Liberal Education

Early Tech Support

All of these characteristics, in the current educational climate allow faculty members, librarians, instructional technologists and students to play very active roles in designing education that works.

We are in transition. It is not the first.



The Evolving Model

1960
Faculty member comes to library. Says to librarian, I am teaching History 250 this semester. Here is a list of the materials I would like put on reserve.

1970-1980 Faculty member comes to library, says I am teaching History 250 this semester. Here is a list of materials I would like to put on reserve. The students will be writing a research paper. Could you do a workshop for them that will help them get started? Librarian may ask faculty member for more specifics about what she would like to students to know about research. Librarian does a one hour workshop in the library and gives the students a handout of resources.

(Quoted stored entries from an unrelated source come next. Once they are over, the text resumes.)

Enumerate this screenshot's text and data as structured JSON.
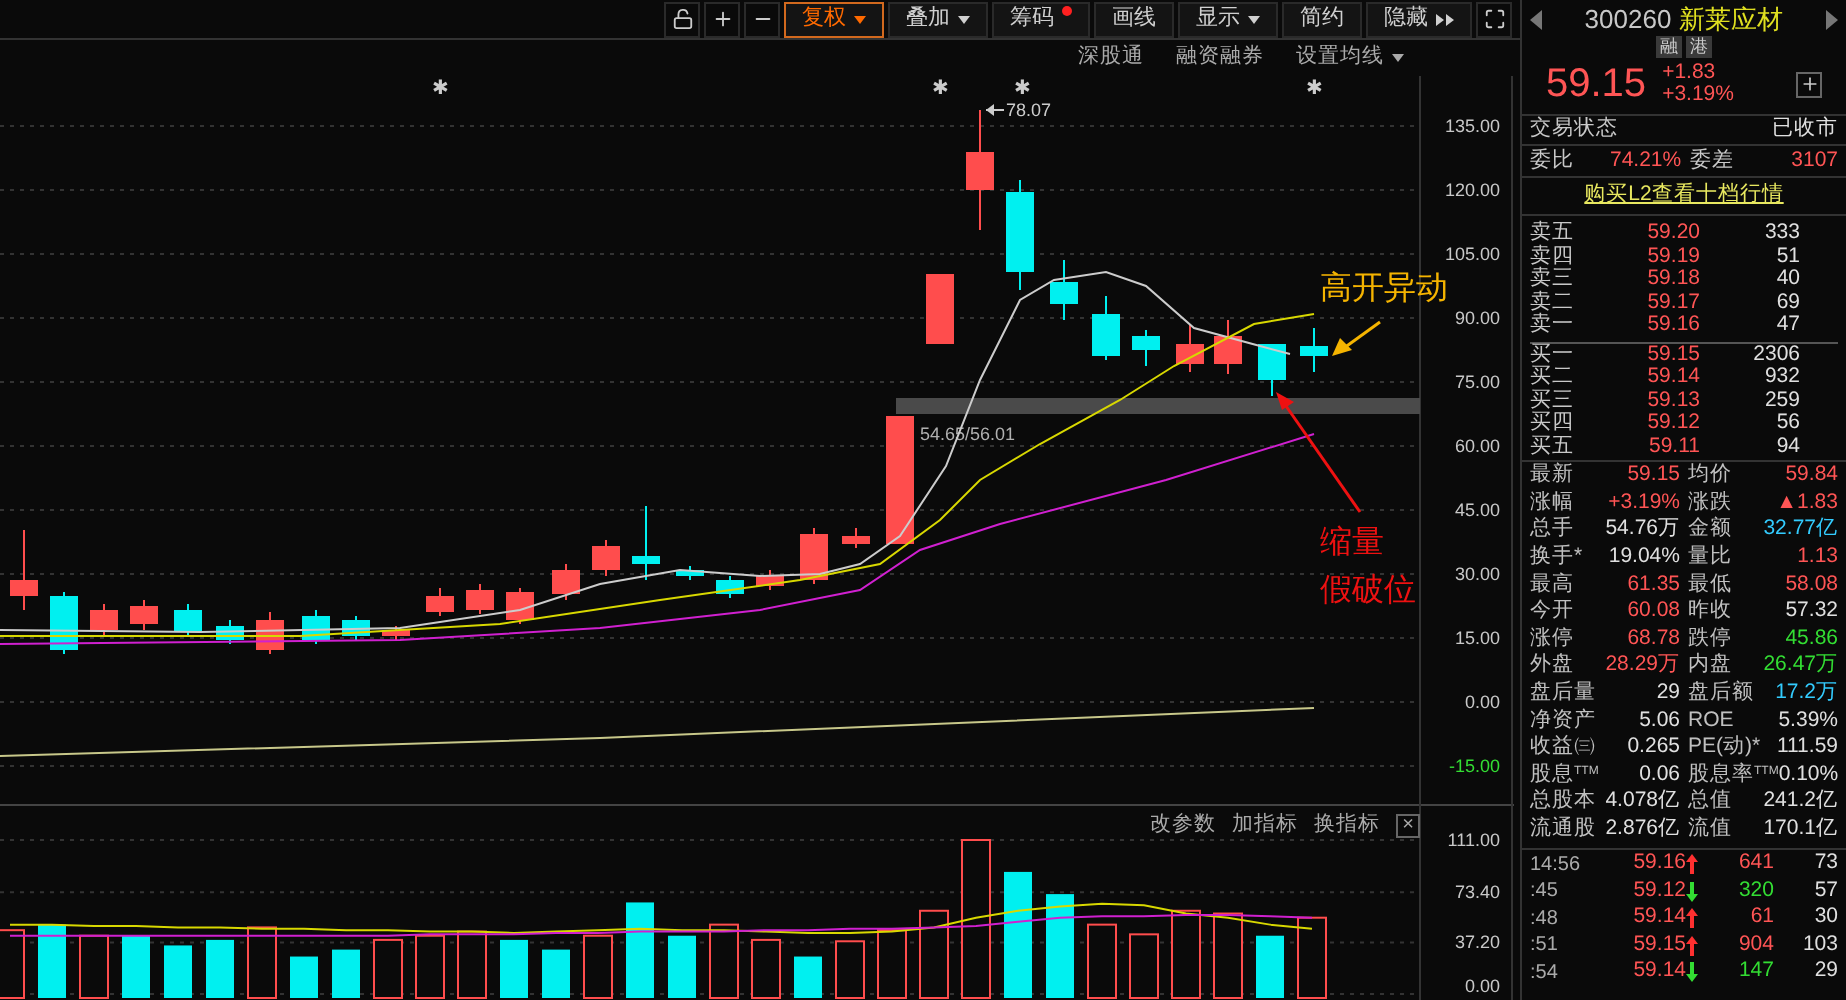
{
  "toolbar": {
    "buttons": [
      {
        "label": "复权",
        "kind": "dropdown",
        "selected": true,
        "dot": false
      },
      {
        "label": "叠加",
        "kind": "dropdown",
        "selected": false,
        "dot": false
      },
      {
        "label": "筹码",
        "kind": "plain",
        "selected": false,
        "dot": true
      },
      {
        "label": "画线",
        "kind": "plain",
        "selected": false,
        "dot": false
      },
      {
        "label": "显示",
        "kind": "dropdown",
        "selected": false,
        "dot": false
      },
      {
        "label": "简约",
        "kind": "plain",
        "selected": false,
        "dot": false
      },
      {
        "label": "隐藏",
        "kind": "expand",
        "selected": false,
        "dot": false
      }
    ],
    "sub_links": [
      {
        "label": "深股通",
        "kind": "plain"
      },
      {
        "label": "融资融券",
        "kind": "plain"
      },
      {
        "label": "设置均线",
        "kind": "dropdown"
      }
    ]
  },
  "chart": {
    "markers": [
      "✱",
      "✱",
      "✱",
      "✱"
    ],
    "high_marker": "78.07",
    "band_label": "54.65/56.01",
    "price_axis": [
      {
        "label": "135.00",
        "color": "#c8c8c8"
      },
      {
        "label": "120.00",
        "color": "#c8c8c8"
      },
      {
        "label": "105.00",
        "color": "#c8c8c8"
      },
      {
        "label": "90.00",
        "color": "#c8c8c8"
      },
      {
        "label": "75.00",
        "color": "#c8c8c8"
      },
      {
        "label": "60.00",
        "color": "#c8c8c8"
      },
      {
        "label": "45.00",
        "color": "#c8c8c8"
      },
      {
        "label": "30.00",
        "color": "#c8c8c8"
      },
      {
        "label": "15.00",
        "color": "#c8c8c8"
      },
      {
        "label": "0.00",
        "color": "#c8c8c8"
      },
      {
        "label": "-15.00",
        "color": "#33dd33"
      }
    ],
    "annotations": [
      {
        "lines": [
          "高开异动"
        ],
        "color": "#f5b400"
      },
      {
        "lines": [
          "缩量",
          "假破位"
        ],
        "color": "#ee1111"
      }
    ]
  },
  "volume": {
    "tools": [
      "改参数",
      "加指标",
      "换指标"
    ],
    "close": "×",
    "chart_data": {
      "type": "bar",
      "ylim": [
        0,
        111
      ],
      "yticks": [
        {
          "value": 111,
          "label": "111.00"
        },
        {
          "value": 73.4,
          "label": "73.40"
        },
        {
          "value": 37.2,
          "label": "37.20"
        },
        {
          "value": 0,
          "label": "0.00"
        }
      ],
      "series": [
        {
          "type": "bar",
          "color": "#ff4d4d",
          "values": [
            46,
            null,
            42,
            null,
            null,
            null,
            48,
            null,
            null,
            39,
            42,
            45,
            null,
            null,
            42,
            null,
            null,
            50,
            39,
            null,
            38,
            46,
            60,
            111,
            null,
            null,
            50,
            43,
            60,
            58,
            null,
            55
          ]
        },
        {
          "type": "bar",
          "color": "#00f0f0",
          "values": [
            null,
            50,
            null,
            42,
            35,
            39,
            null,
            27,
            32,
            null,
            null,
            null,
            39,
            32,
            null,
            66,
            42,
            null,
            null,
            27,
            null,
            null,
            null,
            null,
            88,
            72,
            null,
            null,
            null,
            null,
            42,
            null
          ]
        },
        {
          "type": "line",
          "color": "#d8d800",
          "values": [
            50,
            50,
            49,
            49,
            48,
            48,
            47,
            47,
            46,
            46,
            45,
            45,
            44,
            45,
            46,
            47,
            46,
            46,
            45,
            44,
            44,
            45,
            48,
            55,
            60,
            63,
            65,
            64,
            58,
            55,
            50,
            47
          ]
        },
        {
          "type": "line",
          "color": "#d020d0",
          "values": [
            42,
            42,
            42,
            42,
            42,
            42,
            42,
            42,
            42,
            42,
            43,
            43,
            43,
            44,
            44,
            45,
            45,
            45,
            46,
            46,
            47,
            47,
            48,
            49,
            52,
            55,
            56,
            56,
            57,
            57,
            56,
            55
          ]
        }
      ]
    }
  },
  "quote": {
    "code": "300260",
    "name": "新莱应材",
    "badges": [
      "融",
      "港"
    ],
    "price": "59.15",
    "change": "+1.83",
    "change_pct": "+3.19%",
    "status_label": "交易状态",
    "status_value": "已收市",
    "ratio_label": "委比",
    "ratio_value": "74.21%",
    "diff_label": "委差",
    "diff_value": "3107",
    "l2_link": "购买L2查看十档行情",
    "asks": [
      {
        "label": "卖五",
        "price": "59.20",
        "volume": "333"
      },
      {
        "label": "卖四",
        "price": "59.19",
        "volume": "51"
      },
      {
        "label": "卖三",
        "price": "59.18",
        "volume": "40"
      },
      {
        "label": "卖二",
        "price": "59.17",
        "volume": "69"
      },
      {
        "label": "卖一",
        "price": "59.16",
        "volume": "47"
      }
    ],
    "bids": [
      {
        "label": "买一",
        "price": "59.15",
        "volume": "2306"
      },
      {
        "label": "买二",
        "price": "59.14",
        "volume": "932"
      },
      {
        "label": "买三",
        "price": "59.13",
        "volume": "259"
      },
      {
        "label": "买四",
        "price": "59.12",
        "volume": "56"
      },
      {
        "label": "买五",
        "price": "59.11",
        "volume": "94"
      }
    ],
    "stats": [
      {
        "label": "最新",
        "value": "59.15",
        "color": "#ff5555"
      },
      {
        "label": "均价",
        "value": "59.84",
        "color": "#ff5555"
      },
      {
        "label": "涨幅",
        "value": "+3.19%",
        "color": "#ff5555"
      },
      {
        "label": "涨跌",
        "value": "▲1.83",
        "color": "#ff5555"
      },
      {
        "label": "总手",
        "value": "54.76万",
        "color": "#e0e0e0"
      },
      {
        "label": "金额",
        "value": "32.77亿",
        "color": "#33ccff"
      },
      {
        "label": "换手*",
        "value": "19.04%",
        "color": "#e0e0e0"
      },
      {
        "label": "量比",
        "value": "1.13",
        "color": "#ff5555"
      },
      {
        "label": "最高",
        "value": "61.35",
        "color": "#ff5555"
      },
      {
        "label": "最低",
        "value": "58.08",
        "color": "#ff5555"
      },
      {
        "label": "今开",
        "value": "60.08",
        "color": "#ff5555"
      },
      {
        "label": "昨收",
        "value": "57.32",
        "color": "#e0e0e0"
      },
      {
        "label": "涨停",
        "value": "68.78",
        "color": "#ff5555"
      },
      {
        "label": "跌停",
        "value": "45.86",
        "color": "#33dd33"
      },
      {
        "label": "外盘",
        "value": "28.29万",
        "color": "#ff5555"
      },
      {
        "label": "内盘",
        "value": "26.47万",
        "color": "#33dd33"
      },
      {
        "label": "盘后量",
        "value": "29",
        "color": "#e0e0e0"
      },
      {
        "label": "盘后额",
        "value": "17.2万",
        "color": "#33ccff"
      },
      {
        "label": "净资产",
        "value": "5.06",
        "color": "#e0e0e0"
      },
      {
        "label": "ROE",
        "value": "5.39%",
        "color": "#e0e0e0"
      },
      {
        "label": "收益㈢",
        "value": "0.265",
        "color": "#e0e0e0"
      },
      {
        "label": "PE(动)*",
        "value": "111.59",
        "color": "#e0e0e0"
      },
      {
        "label": "股息$^{TTM}$",
        "value": "0.06",
        "color": "#e0e0e0"
      },
      {
        "label": "股息率$^{TTM}$",
        "value": "0.10%",
        "color": "#e0e0e0"
      },
      {
        "label": "总股本",
        "value": "4.078亿",
        "color": "#e0e0e0"
      },
      {
        "label": "总值",
        "value": "241.2亿",
        "color": "#e0e0e0"
      },
      {
        "label": "流通股",
        "value": "2.876亿",
        "color": "#e0e0e0"
      },
      {
        "label": "流值",
        "value": "170.1亿",
        "color": "#e0e0e0"
      }
    ],
    "ticks": [
      {
        "time": "14:56",
        "price": "59.16",
        "rising": true,
        "volume": "641",
        "count": "73"
      },
      {
        "time": ":45",
        "price": "59.12",
        "rising": false,
        "volume": "320",
        "count": "57"
      },
      {
        "time": ":48",
        "price": "59.14",
        "rising": true,
        "volume": "61",
        "count": "30"
      },
      {
        "time": ":51",
        "price": "59.15",
        "rising": true,
        "volume": "904",
        "count": "103"
      },
      {
        "time": ":54",
        "price": "59.14",
        "rising": false,
        "volume": "147",
        "count": "29"
      }
    ]
  }
}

Early 1990 Faculty member comes to library. Says I am teaching History 250 this semester. Here is the reserves list. Could you do a workshop? I also want the students to learn word processing. Librarian collaborates with someone from IT

Late 1990. Teaching 250 again. Want the reserves to be in electronic format. Want the students to work together to prepare a cd about Mary Shelley’s Frankenstein and the milieu in which it was created. Goes to librarians, but forgets the IT people. Students show up in the labs. Instructional Technologists do not know they are coming. Chaos. Students in tears. Librarians and IT people meet with faculty member to smooth things out and better coordinate the work.

The present day:

Faculty member has moved past cd’s and wants students to learn to create historical documents on the web. In planning the course, he meets with the librarian and instructional technologist to help select resources, tools and determine approach. Together they choose to use the college archives, the web, and GIS. Before, during and after the class, the group works together. They add student assistants from the class and from the library/it units as needed. The librarian and the instructional technologist are granted access to the faculty member’s course web pages so that they can add materials as needed.

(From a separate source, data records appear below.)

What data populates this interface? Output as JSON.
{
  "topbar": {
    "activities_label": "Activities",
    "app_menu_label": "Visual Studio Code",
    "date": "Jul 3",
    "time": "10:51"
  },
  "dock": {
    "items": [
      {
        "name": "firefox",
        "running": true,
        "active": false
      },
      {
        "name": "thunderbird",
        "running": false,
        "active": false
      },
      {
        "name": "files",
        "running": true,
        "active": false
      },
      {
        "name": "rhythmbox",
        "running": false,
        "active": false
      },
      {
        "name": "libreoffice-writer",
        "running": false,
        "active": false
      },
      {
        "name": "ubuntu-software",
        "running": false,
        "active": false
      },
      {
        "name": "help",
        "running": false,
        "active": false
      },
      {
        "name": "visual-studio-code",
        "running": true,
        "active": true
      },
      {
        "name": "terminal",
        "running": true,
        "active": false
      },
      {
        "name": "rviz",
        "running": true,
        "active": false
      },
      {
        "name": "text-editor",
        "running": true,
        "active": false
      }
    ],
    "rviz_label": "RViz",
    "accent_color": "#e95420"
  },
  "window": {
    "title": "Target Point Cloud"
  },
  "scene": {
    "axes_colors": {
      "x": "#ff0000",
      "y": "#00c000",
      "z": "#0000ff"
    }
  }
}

The Historical Atlas Project

Current Examples

• International relations faculty member believes that the movement to the web is as great a paradigm shift as the move to print. He does not ask his students to write papers. They build “position” multimedia web pages about a controversial topic. One student’s paper was chosen by LC as a good example of study on Darfour.

www.mtholyoke.edu/~rmsposat/index.html

• Anthropology faculty member wants his students to understand how communities of scholars evolve beginning with one seminal thinker’s work.

www.mtholyoke.edu/~mglackin/roth.jpg

• English faculty member wants his students to learn to write for each other, not for “the teacher.”

www.mtholyoke.edu/lits/assets/lits/writingtools.pdf

•Genetics faculty member wants his students to learn to use the NCBI NLM Toolkit on the genome project to develop new bioinformatics research.

www.ncbi.nlm.nih.gov

•Gender studies faculty member wants her students to find their public voices.

http://www.mtholyoke.edu/proj/womenspublicvoices/

•Developmental Biology faculty member wants her advanced students to learn to develop Time-lapse video microscopy of cell rearrangements in fish embryos; embryonic cell migration—in vivo and in vitro (especially in sea urchins); the role of extracellular matrix in embryonic cell movements and to make their work available to students in less advanced courses.

http://www.mtholyoke.edu/courses/rfink/

• English faculty member wants his undergraduates to think about the relations among digital media and their predecessors in the hand-press and manuscript eras:

http://faculty.goucher.edu/eng241/

• Art history faculty member wants his students to learn how to use tools in the study of architecture

http://www.mtholyoke.edu/courses/thjermst/amp

•Film Studies Faculty member wanted to collect references in cultural media back to Alfred Hitchcock

http://www.mtholyoke.edu/~thjermst/susanBlog.jpg

Conclusion

In a recent New York Times OP/ED piece, David Brooks says “People are anxious about fragmentation and longing for cohesion.” I believe this is also true to in higher education. I also believe that librarians and instructional technologists are now working in closer collaboration with the faculty because the new technologies, courseware management systems and electronic information demand it. Perhaps the technology will drive us toward cohesion many of us have sought during our careers.

Several years ago, a Biology Faculty member at Mount Holyoke said to me “Sandy Ward is the glue that holds the sciences together.” Sandy was the science librarian. I felt then that that was just about the nicest thing a faculty member could say about a librarian. Now, I would like to hear the faculty members say, the instructional technologists and the librarians are the glue that hold teaching and learning together on our campuses!